Vai al contenuto

Nightmare - Dal profondo della notte

Da Wikipedia, l'enciclopedia libera.
Disambiguazione – Se stai cercando il remake del 2010, vedi Nightmare (film 2010).
Nightmare - Dal profondo della notte
Freddy Krueger (Robert Englund) in una scena del film
Titolo originaleA Nightmare on Elm Street
Paese di produzioneStati Uniti d'America
Anno1984
Durata91 min
Rapporto1,85:1
Genereorrore
RegiaWes Craven
SoggettoWes Craven
SceneggiaturaWes Craven
ProduttoreRobert Shaye
Produttore esecutivoStanley Dudelson, Joseph Wolf
Casa di produzioneNew Line Cinema, Media Home Entertainment, Smart Egg Pictures
Distribuzione in italianoArtisti Associati
FotografiaJacques Haitkin
MontaggioRick Shaine
Effetti specialiJim Doyle
MusicheCharles Bernstein
ScenografiaGregg Fonseca, Anne H. Ahrens
CostumiDana Lyman
TruccoKathy Logan e David B. Miller
Interpreti e personaggi
Doppiatori italiani
Logo ufficiale del film

Nightmare - Dal profondo della notte (A Nightmare on Elm Street) è un film horror del 1984 scritto e diretto da Wes Craven.

Il film ha generato un imponente franchise multimediale costituito attualmente da nove film (tra cui spin-off, midquel/crossover e reboot), serie TV, fumetti, romanzi, videogiochi, action figure e documentari.

Nel 2021 il film è stato selezionato per la conservazione nel National Film Registry degli Stati Uniti dalla Biblioteca del Congresso come "culturalmente, storicamente o esteticamente significativo".[1]

1981, Springwood (Ohio). Nel quartiere di Elm Street, l'adolescente Christina "Tina" Grey è vittima di un incubo terrificante: dispersa nei locali caldaia di una fabbrica abbandonata, tenta disperatamente di fuggire da un misterioso uomo terribilmente ustionato che, armato d'un guanto lercio munito di quattro coltelli affilati, vuole ucciderla; nell'istante in cui viene raggiunta, Tina si risveglia di soprassalto nel proprio letto, rinvenendo con orrore quattro squarci nella sua camicia da notte.

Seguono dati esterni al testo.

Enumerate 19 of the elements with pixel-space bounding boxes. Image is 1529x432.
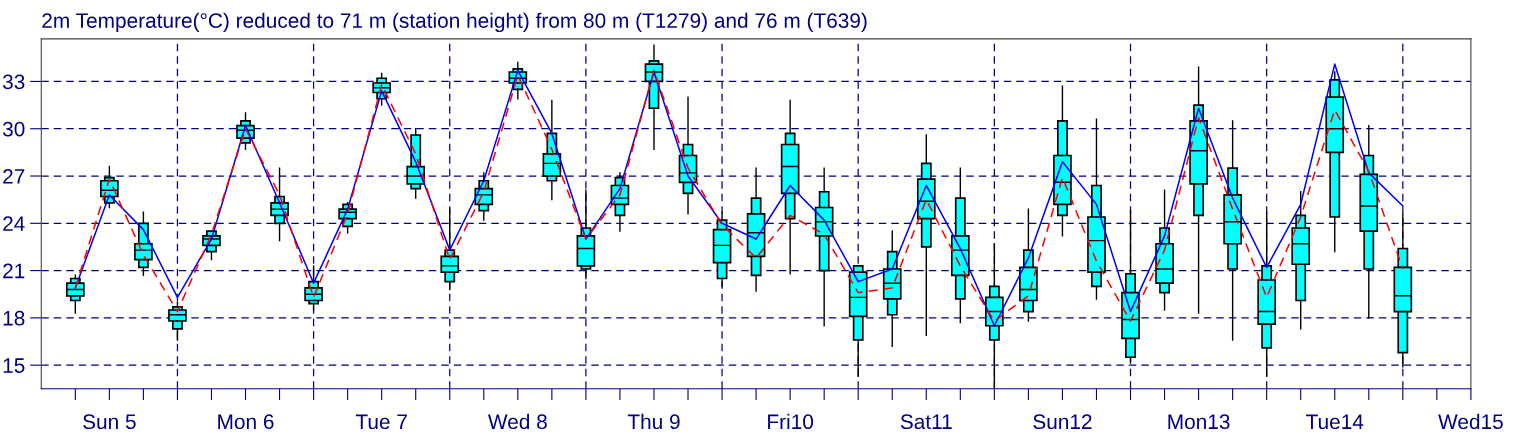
- y-tick-label: 15: [3, 358, 25, 373]
- y-tick-label: 21: [3, 263, 25, 279]
- y-tick-label: 27: [3, 169, 25, 184]
- x-tick-label: Wed 8: [487, 413, 547, 430]
- y-tick-label: 33: [2, 74, 25, 90]
- y-tick-label: 24: [3, 216, 25, 231]
- x-tick-label: Thu 9: [627, 413, 680, 430]
- x-tick-label: Sun 5: [83, 414, 136, 430]
- x-tick-label: Wed15: [1438, 413, 1503, 430]
- x-tick-label: Mon13: [1168, 414, 1230, 430]
- x-tick-label: Tue14: [1306, 414, 1364, 430]
- x-tick-label: Tue 7: [355, 414, 407, 430]
- y-tick-label: 18: [3, 310, 25, 326]
- y-tick-label: 30: [2, 121, 25, 137]
- x-tick-label: Fri10: [768, 413, 814, 430]
- x-tick-label: Mon 6: [218, 414, 274, 430]
- chart-title: 2m Temperature(°C) reduced to 71 m (station height) from 80 m (T1279) and 76 m (T639): [42, 12, 867, 33]
- x-tick-label: Sun12: [1033, 414, 1092, 430]
- x-tick-label: Sat11: [900, 414, 952, 430]
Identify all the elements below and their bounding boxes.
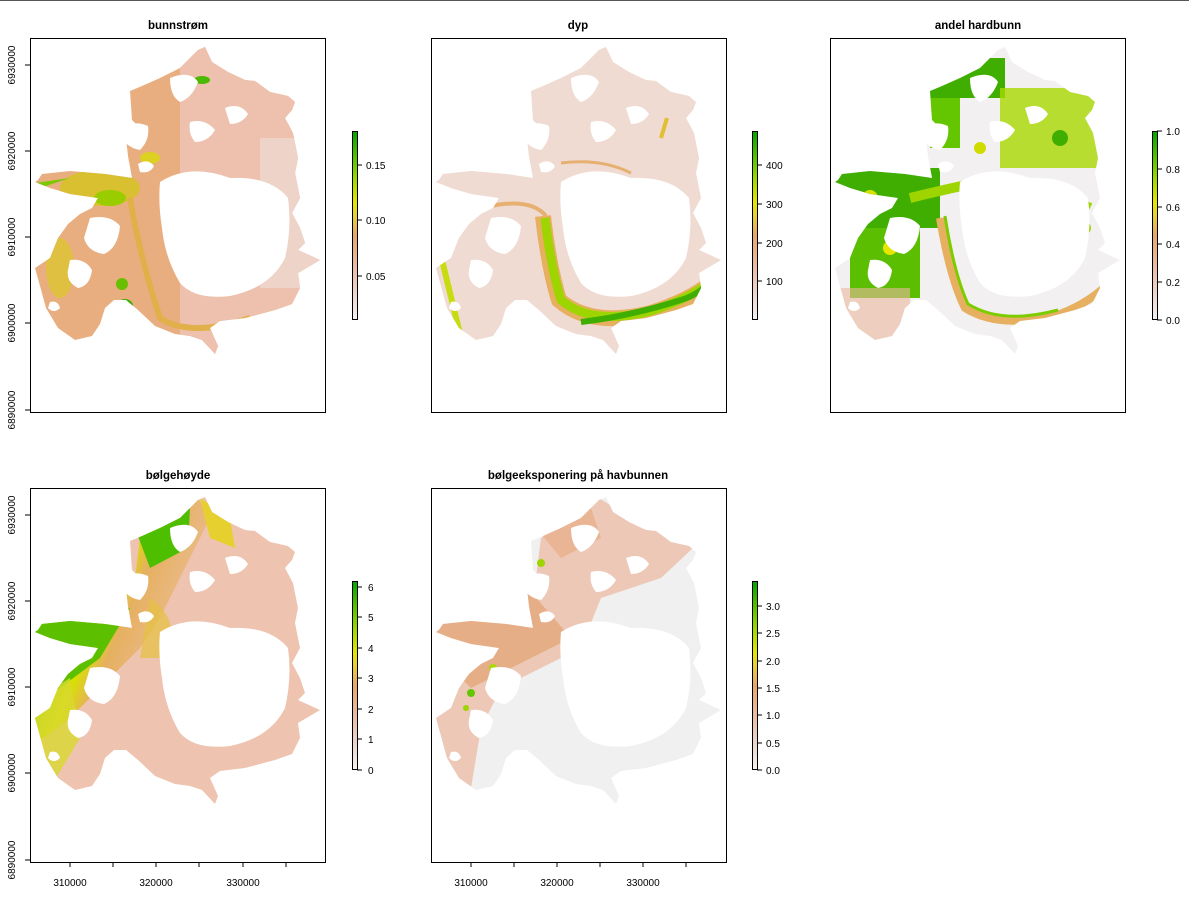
legend-tick-label: 0.2 — [1166, 278, 1180, 289]
legend-tick-label: 4 — [368, 644, 374, 655]
y-tick-label: 6890000 — [7, 840, 18, 879]
panel-title: bølgeeksponering på havbunnen — [488, 470, 668, 482]
legend-tick-label: 0.05 — [366, 272, 386, 283]
y-tick-label: 6920000 — [7, 131, 18, 170]
map-raster-dyp — [436, 47, 721, 354]
y-tick-label: 6900000 — [7, 753, 18, 792]
legend-tick-label: 0.0 — [1166, 316, 1180, 327]
x-tick-label: 330000 — [626, 878, 660, 889]
legend-tick-label: 400 — [766, 161, 783, 172]
legend-tick-label: 0.15 — [366, 161, 386, 172]
panel-andel-hardbunn: andel hardbunn — [830, 20, 1180, 413]
panel-title: bunnstrøm — [148, 20, 208, 32]
plot-frame — [30, 38, 326, 413]
legend-tick-label: 3.0 — [766, 602, 780, 613]
x-axis: 310000 320000 330000 — [454, 862, 687, 889]
legend-tick-label: 0.8 — [1166, 165, 1180, 176]
panel-title: dyp — [568, 20, 588, 32]
legend-tick-label: 300 — [766, 200, 783, 211]
map-raster-andel-hardbunn — [835, 47, 1120, 354]
legend-tick-label: 100 — [766, 277, 783, 288]
top-border-line — [0, 0, 1189, 1]
colorbar-legend: 0.15 0.10 0.05 — [352, 131, 386, 320]
plot-frame — [431, 488, 727, 863]
map-raster-bolgeeksponering — [436, 497, 721, 804]
panel-title: bølgehøyde — [146, 470, 211, 482]
legend-tick-label: 0 — [368, 766, 374, 777]
x-tick-label: 320000 — [139, 878, 173, 889]
legend-tick-label: 0.10 — [366, 216, 386, 227]
x-tick-label: 330000 — [226, 878, 260, 889]
legend-tick-label: 200 — [766, 239, 783, 250]
legend-tick-label: 1.0 — [1166, 127, 1180, 138]
x-tick-label: 310000 — [454, 878, 488, 889]
colorbar-legend: 400 300 200 100 — [752, 131, 783, 320]
colorbar-legend: 6 5 4 3 2 1 0 — [352, 581, 374, 777]
x-tick-label: 320000 — [540, 878, 574, 889]
legend-tick-label: 3 — [368, 674, 374, 685]
legend-tick-label: 2.5 — [766, 629, 780, 640]
panel-bolgeeksponering: bølgeeksponering på havbunnen — [431, 470, 780, 889]
x-axis: 310000 320000 330000 — [53, 862, 287, 889]
map-raster-bunnstrom — [35, 47, 320, 354]
panel-bunnstrom: bunnstrøm — [7, 20, 386, 429]
y-tick-label: 6910000 — [7, 667, 18, 706]
panel-title: andel hardbunn — [935, 20, 1021, 32]
y-axis: 6930000 6920000 6910000 6900000 6890000 — [7, 495, 30, 879]
legend-tick-label: 5 — [368, 613, 374, 624]
y-tick-label: 6920000 — [7, 581, 18, 620]
plot-frame — [431, 38, 727, 413]
colorbar-legend: 3.0 2.5 2.0 1.5 1.0 0.5 0.0 — [752, 581, 780, 777]
y-tick-label: 6900000 — [7, 303, 18, 342]
y-axis: 6930000 6920000 6910000 6900000 6890000 — [7, 45, 30, 429]
legend-tick-label: 2.0 — [766, 657, 780, 668]
legend-tick-label: 0.4 — [1166, 240, 1180, 251]
x-tick-label: 310000 — [53, 878, 87, 889]
y-tick-label: 6910000 — [7, 217, 18, 256]
legend-tick-label: 1 — [368, 735, 374, 746]
plot-frame — [30, 488, 326, 863]
legend-tick-label: 0.6 — [1166, 203, 1180, 214]
colorbar-legend: 1.0 0.8 0.6 0.4 0.2 0.0 — [1152, 127, 1180, 327]
y-tick-label: 6930000 — [7, 45, 18, 84]
legend-tick-label: 1.5 — [766, 684, 780, 695]
y-tick-label: 6930000 — [7, 495, 18, 534]
legend-tick-label: 1.0 — [766, 711, 780, 722]
y-tick-label: 6890000 — [7, 390, 18, 429]
legend-tick-label: 6 — [368, 583, 374, 594]
plot-frame — [830, 38, 1126, 413]
legend-tick-label: 0.0 — [766, 766, 780, 777]
legend-tick-label: 0.5 — [766, 739, 780, 750]
panel-dyp: dyp 400 300 200 100 — [431, 20, 783, 413]
map-raster-bolgehoyde — [35, 497, 320, 804]
panel-bolgehoyde: bølgehøyde 6930000 6920000 6910000 69 — [7, 470, 374, 889]
legend-tick-label: 2 — [368, 705, 374, 716]
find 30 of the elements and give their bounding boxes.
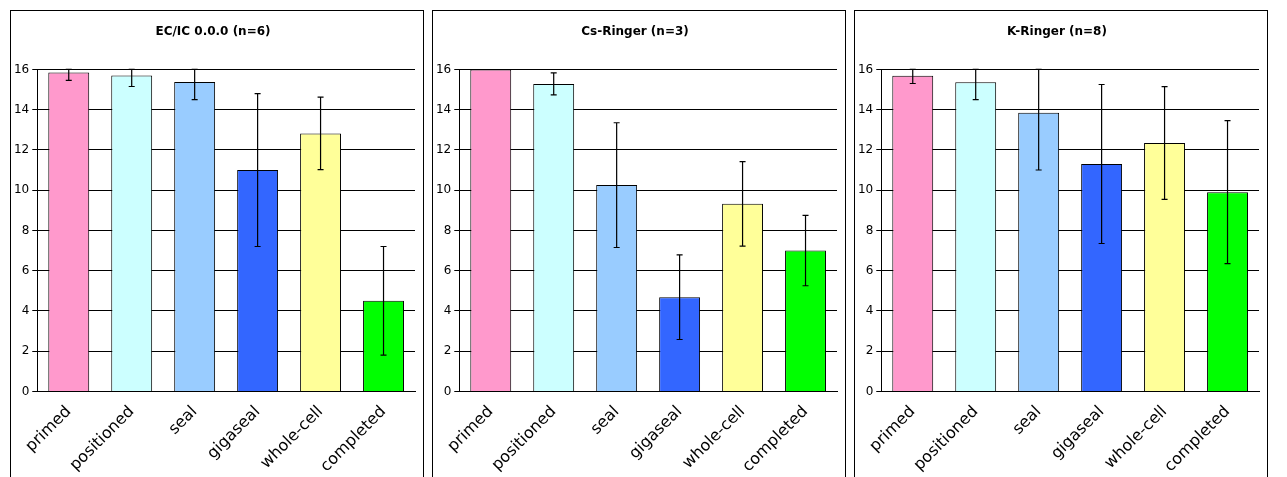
chart-title: K-Ringer (n=8) [1007, 24, 1107, 39]
y-tick-label: 4 [21, 303, 30, 318]
y-tick-label: 2 [21, 343, 30, 358]
y-tick-label: 6 [21, 262, 30, 277]
y-tick-label: 16 [857, 61, 874, 76]
y-tick-label: 12 [857, 142, 874, 157]
y-tick-label: 10 [857, 182, 874, 197]
y-tick-label: 8 [865, 222, 874, 237]
y-tick-label: 2 [865, 343, 874, 358]
y-tick-label: 16 [13, 61, 30, 76]
y-tick-label: 0 [21, 383, 30, 398]
y-tick-label: 4 [443, 303, 452, 318]
y-tick-label: 12 [435, 142, 452, 157]
y-tick-label: 12 [13, 142, 30, 157]
y-tick-label: 16 [435, 61, 452, 76]
y-tick-label: 10 [13, 182, 30, 197]
y-tick-label: 0 [443, 383, 452, 398]
y-tick-label: 6 [443, 262, 452, 277]
chart-title: Cs-Ringer (n=3) [581, 24, 689, 39]
y-tick-label: 8 [443, 222, 452, 237]
y-tick-label: 14 [435, 101, 452, 116]
y-tick-label: 10 [435, 182, 452, 197]
y-tick-label: 4 [865, 303, 874, 318]
y-tick-label: 14 [857, 101, 874, 116]
y-tick-label: 2 [443, 343, 452, 358]
y-tick-label: 14 [13, 101, 30, 116]
chart-title: EC/IC 0.0.0 (n=6) [155, 24, 271, 39]
y-tick-label: 8 [21, 222, 30, 237]
y-tick-label: 6 [865, 262, 874, 277]
y-tick-label: 0 [865, 383, 874, 398]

Il giorno successivo, Tina racconta l'accaduto all'amica Nancy Thompson, sua coetanea che vive con la madre Marge, una donna divorziata, depressa e alcolizzata, che, sebbene ammetta di aver fatto anche lei dei brutti sogni, finisce per minimizzare l'accaduto. Quando la madre e il suo compagno partono per una vacanza a Las Vegas, Tina, ancora scossa, convince i Nancy e il suo ragazzo Glen Lantz a trascorrere la notte da a lei, scoprendo così di aver fatto tutti e tre lo stesso incubo. Nel corso della serata, ai tre si aggiunge anche Rod Lane, il ragazzo di Tina, che dopo aver fatto l'amore con lei le rivela inaspettatamente di aver avuto un incubo terribile per poi addormentarsi senza aggiungere altro.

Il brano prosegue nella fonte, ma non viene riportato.